Monday, August 26, 2013

Syria Diaries: A hip hop Sheikh in Tadamon

Shelling in the Tadamon area of Damascus. 16/10/2012.
Back in Gaziantep in April BEIRUTSTATEofMIND met with Mahmud al-Hosseini, the Imam of the Uthman ibn Efan Mosque in the Damascus neighbourhood of Tadamon, when Syria's civil war broke out.

In 2011 as the Syrian regime began to use force to quell popular and peaceful demonstrations al-Hosseini increasingly voiced his opposition to the Assad regime - a course of action that put him on a collision course with regime intelligence working in Tadamon.

As FSA units began to arrive in Tadamon in the summer of 2012 Hosseini took to wearing a disguise in order to avoid being detected and picked up by the Syrian mukhabarat:

Hosseini ditched his clerical garb, instead opting for baggy tracksuits, a baseball cap and largeheadphones to avoid detection. "You know, like a hip-hop style," he says. "I started to walk with a swagger."

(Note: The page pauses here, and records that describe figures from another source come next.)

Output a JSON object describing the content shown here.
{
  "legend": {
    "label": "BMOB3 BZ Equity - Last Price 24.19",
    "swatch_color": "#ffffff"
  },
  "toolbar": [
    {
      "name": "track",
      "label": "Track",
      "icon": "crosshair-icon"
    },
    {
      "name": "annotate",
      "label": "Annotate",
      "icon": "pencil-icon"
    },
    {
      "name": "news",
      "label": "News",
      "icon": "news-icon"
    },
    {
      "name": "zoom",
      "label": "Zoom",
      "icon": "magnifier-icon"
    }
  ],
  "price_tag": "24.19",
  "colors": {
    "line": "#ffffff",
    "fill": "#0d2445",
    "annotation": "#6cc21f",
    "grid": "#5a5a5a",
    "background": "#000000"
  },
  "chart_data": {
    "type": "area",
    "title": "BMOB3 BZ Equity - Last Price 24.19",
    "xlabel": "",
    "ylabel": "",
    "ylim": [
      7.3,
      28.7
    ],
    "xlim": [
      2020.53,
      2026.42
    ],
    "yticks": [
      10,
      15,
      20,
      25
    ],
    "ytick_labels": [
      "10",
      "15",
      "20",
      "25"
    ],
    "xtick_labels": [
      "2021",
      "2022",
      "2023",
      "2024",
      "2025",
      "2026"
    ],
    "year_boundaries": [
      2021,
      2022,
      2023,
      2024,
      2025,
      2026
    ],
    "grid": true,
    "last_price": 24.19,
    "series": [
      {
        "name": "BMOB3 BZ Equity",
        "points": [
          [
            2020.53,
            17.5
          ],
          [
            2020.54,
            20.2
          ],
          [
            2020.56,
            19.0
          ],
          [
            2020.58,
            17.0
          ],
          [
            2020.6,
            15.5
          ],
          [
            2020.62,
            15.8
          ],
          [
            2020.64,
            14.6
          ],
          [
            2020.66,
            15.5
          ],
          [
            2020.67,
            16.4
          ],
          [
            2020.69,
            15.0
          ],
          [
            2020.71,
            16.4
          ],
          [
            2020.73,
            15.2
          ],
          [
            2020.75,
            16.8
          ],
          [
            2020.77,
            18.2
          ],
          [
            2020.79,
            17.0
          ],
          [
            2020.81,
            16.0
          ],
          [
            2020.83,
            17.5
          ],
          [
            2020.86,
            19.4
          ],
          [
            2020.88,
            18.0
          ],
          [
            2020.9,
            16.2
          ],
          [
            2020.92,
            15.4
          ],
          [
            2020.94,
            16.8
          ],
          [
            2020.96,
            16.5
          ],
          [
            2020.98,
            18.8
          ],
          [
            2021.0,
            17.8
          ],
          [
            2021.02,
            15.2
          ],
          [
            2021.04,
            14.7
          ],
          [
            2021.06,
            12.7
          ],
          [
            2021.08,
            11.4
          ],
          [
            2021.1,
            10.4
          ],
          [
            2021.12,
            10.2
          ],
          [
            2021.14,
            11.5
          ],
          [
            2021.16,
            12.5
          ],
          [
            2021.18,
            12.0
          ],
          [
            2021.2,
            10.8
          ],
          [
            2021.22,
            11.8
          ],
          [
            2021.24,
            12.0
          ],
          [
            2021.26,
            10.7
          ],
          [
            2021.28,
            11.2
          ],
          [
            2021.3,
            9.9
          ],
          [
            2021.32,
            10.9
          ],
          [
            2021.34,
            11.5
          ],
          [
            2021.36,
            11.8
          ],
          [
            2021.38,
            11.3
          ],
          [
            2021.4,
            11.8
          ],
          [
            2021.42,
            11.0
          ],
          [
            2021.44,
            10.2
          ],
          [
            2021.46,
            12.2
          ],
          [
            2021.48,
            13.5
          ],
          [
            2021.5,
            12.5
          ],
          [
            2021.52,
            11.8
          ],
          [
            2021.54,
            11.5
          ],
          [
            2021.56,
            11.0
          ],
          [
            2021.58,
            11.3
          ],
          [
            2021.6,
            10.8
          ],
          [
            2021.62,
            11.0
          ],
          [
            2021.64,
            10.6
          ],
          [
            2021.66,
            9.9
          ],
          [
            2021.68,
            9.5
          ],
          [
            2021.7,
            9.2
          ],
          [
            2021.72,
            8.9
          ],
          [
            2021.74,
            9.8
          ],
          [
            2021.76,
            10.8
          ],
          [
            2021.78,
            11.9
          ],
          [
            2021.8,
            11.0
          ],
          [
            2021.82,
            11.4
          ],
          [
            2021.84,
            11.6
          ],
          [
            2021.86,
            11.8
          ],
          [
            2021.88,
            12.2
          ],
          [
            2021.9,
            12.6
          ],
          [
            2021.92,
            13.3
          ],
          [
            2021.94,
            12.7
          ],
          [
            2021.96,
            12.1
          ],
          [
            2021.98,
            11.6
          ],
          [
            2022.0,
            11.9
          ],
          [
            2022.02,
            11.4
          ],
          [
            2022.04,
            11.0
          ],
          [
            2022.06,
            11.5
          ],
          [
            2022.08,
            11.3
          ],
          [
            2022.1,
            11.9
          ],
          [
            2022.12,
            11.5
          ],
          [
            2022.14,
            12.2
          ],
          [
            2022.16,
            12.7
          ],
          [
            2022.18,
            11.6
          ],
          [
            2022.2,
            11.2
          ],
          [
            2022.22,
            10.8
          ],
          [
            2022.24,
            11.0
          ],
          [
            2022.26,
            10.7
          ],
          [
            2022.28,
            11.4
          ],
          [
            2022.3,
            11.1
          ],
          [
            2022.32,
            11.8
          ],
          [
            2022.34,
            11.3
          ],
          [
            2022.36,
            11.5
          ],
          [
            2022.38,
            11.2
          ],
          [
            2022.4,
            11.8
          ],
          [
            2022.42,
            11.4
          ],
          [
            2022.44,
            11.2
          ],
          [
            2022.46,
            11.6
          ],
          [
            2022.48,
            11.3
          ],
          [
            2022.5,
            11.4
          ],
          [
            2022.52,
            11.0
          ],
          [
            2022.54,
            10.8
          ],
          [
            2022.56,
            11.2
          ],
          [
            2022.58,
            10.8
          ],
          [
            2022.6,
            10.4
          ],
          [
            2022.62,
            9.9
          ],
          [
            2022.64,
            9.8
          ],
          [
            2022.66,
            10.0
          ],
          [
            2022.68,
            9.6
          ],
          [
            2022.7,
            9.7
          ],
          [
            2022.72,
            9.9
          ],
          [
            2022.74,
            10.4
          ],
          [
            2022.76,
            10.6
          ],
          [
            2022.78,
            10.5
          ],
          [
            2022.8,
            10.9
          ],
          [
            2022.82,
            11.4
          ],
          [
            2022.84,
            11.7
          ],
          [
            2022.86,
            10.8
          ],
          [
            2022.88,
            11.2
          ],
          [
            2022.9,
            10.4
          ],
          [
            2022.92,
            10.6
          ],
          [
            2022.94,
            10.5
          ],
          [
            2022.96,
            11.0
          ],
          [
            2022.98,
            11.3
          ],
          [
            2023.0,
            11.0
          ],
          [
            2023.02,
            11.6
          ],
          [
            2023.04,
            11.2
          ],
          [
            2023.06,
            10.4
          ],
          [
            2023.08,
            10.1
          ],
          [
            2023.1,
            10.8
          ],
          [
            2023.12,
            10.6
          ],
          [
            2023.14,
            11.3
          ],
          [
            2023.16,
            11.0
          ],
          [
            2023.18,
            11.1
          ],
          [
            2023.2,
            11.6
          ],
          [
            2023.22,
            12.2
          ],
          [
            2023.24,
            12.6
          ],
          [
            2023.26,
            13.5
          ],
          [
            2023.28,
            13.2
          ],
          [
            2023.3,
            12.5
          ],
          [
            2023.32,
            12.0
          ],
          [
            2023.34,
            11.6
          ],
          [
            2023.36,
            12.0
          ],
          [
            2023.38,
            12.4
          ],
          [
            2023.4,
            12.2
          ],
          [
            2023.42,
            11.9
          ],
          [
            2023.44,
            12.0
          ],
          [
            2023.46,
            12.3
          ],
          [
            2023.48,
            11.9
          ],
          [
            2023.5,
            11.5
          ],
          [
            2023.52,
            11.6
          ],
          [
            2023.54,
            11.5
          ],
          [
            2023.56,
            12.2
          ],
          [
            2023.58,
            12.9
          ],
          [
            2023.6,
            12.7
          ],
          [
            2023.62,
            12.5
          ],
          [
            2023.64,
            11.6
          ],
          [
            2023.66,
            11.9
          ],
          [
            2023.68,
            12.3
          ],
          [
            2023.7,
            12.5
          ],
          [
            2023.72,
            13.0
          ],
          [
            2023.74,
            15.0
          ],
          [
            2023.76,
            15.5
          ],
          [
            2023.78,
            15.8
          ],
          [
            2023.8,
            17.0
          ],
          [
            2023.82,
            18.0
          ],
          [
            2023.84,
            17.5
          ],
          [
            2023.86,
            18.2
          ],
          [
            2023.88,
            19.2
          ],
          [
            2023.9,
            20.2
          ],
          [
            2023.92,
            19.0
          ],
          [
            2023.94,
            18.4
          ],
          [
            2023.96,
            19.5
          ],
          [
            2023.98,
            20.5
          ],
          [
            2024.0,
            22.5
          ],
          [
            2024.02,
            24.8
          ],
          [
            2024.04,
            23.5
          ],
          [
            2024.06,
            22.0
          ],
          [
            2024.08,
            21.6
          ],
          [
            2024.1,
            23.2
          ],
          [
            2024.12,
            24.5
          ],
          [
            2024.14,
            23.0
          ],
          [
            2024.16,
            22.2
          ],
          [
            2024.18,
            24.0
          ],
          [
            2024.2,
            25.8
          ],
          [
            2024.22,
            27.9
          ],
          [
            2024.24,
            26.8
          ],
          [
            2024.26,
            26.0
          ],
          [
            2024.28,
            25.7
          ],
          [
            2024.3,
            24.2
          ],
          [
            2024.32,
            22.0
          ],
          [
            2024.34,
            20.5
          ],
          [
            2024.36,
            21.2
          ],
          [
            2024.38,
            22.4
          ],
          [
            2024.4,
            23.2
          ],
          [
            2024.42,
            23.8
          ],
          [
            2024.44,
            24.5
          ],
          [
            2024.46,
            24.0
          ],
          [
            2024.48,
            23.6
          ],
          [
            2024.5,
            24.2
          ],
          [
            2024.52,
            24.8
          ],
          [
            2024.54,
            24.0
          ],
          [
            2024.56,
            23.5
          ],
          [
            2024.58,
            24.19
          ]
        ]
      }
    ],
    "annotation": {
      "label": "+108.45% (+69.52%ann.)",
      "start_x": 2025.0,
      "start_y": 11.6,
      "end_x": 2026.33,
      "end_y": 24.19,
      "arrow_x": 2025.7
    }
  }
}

The disguise proved to no avail. Hosseini was eventually picked up.

This is the account of the time he spent in a detention center presided over by the anti-terrorist branch of the Syrian security services:

GAZIANTEP, Turkey/ Sitting in the salon of a modest house on the outskirts of this southern Turkish city, a group of Syrian refugees congregate around freshly prepared meze. Jokes are exchanged. Mahmud al-Hosseini sits cross-legged, anxiously rubbing his wrists together.

This is a nervous tic he developed uring the four months he spent sharing a cell with 60 other men in a prison run by the Syrian intelligence agencies, somewhere on the outskirts of Damascus.

"It was a scene of misery," he says. "A mass of decaying bodies - fleas, scabies, even gangrene. There was not enough room for people to lie down. We slept cross-legged, resting our heads on the shoulders of our neighbors. One morning after I woke up I was standing to stretch my legs, and I realized the guy whose shoulder I had been resting on had died during the night. I hadn't noticed. When someone died in that place, we used to say that God had blessed them. They were free."